Dave: Yeah, it’s not an “entertainment,” but if you can handle that kind of brutal heaviness it’s worth seeing. People forget how horrifying and unknowable that all was 20 years ago, so for the historical perspective alone, it’s an important movie to see. Also? Love Story.

Grae: The Restless of 1970. Gigantically popular and dumb as a box of hammers. Ryan O’Neal and Ali MacGraw as preppy college kids and they fall in love and she dies of Sexy Leukemia.

Dave: Restless is tanking, box office-wise, which it kind of deserves. Explain more about the Sexy Leukemia, since Love Story is now over 40 years old and people might not even know what a big impact that movie had on pop culture at the time.

Grae: Sexy Leukemia is when you get hotter the closer you get to death. And Ali MacGraw made cancer a very attractive lifestyle choice in that movie. It also gave us an inexplicable, idiotic catchphrase that has, thankfully, died out: “Love means never having to say you’re sorry.” Clearly, a side effect of the Sexy Leukemia was dementia. It gives me weird pleasure to say that in 50/50, Joseph Gordon Levitt doesn’t have Sexy Leukemia. They make him look like hell before that movie is over.

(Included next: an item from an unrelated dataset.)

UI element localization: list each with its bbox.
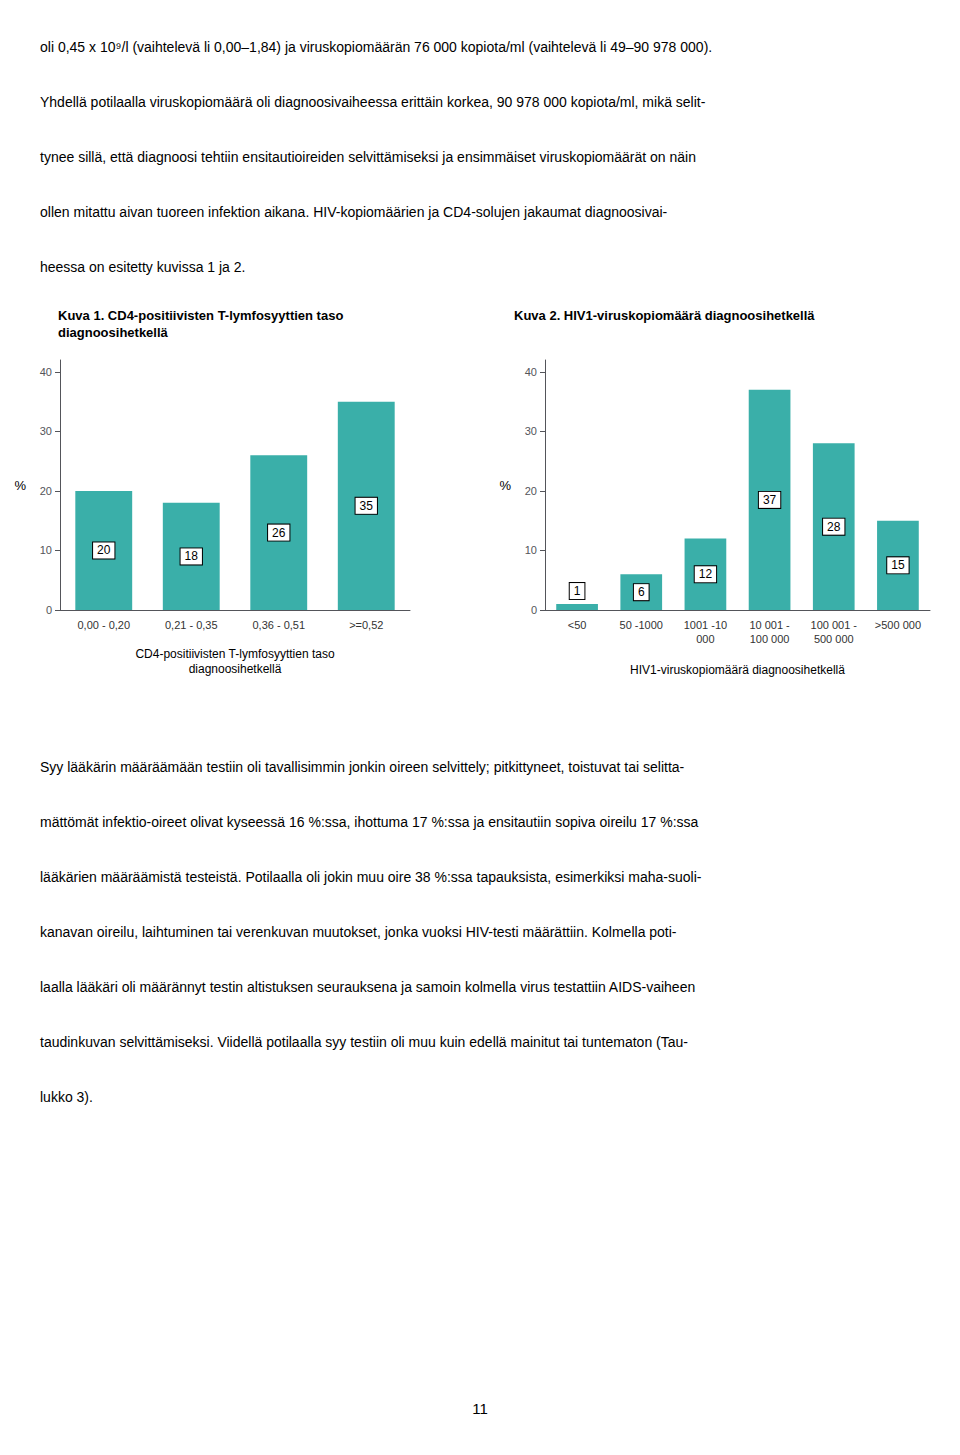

Dave: We have to wrap this up, but I want to also ring the bell for a great funeral movie called Those Who Love Me Can Take the Train.

Grae: Don’t know that one.

Dave: It’s French.

Grae: You and your French movies. I’m going to give you a beret to wear around.

Dave: This guy dies and he makes all his friends and family go to Limoges on the train to his memorial.

Grae: Let me guess, so they can settle their differences in an enclosed space.

Dave: Sorta. Kinda. But less easy than that. I won’t be judged by you.

Grae: Too late. Let’s end this with two communicable disease movies that I know you and I both love and that are also both completely bonkers. I Drink Your Blood and the original version of The Crazies.

Dave: Both classic late ‘60s/early ‘70s contagion films. My favorite is I Drink Your Blood because it’s about satanic hippies with rabies that they got from eating contaminated meat pies and it turns them into murderous lunatics, foaming at the mouth.

Grae: And I like The Crazies, which is about the effect of a biological weapon even though the dying people don’t know that exactly. They’re just going insane and dying. And getting back to illness as metaphor, it’s pretty much about Vietnam.

Dave: But I know why you really like it.

Grae: Because if it happened in Los Angeles right now the whole city would be dead in six hours.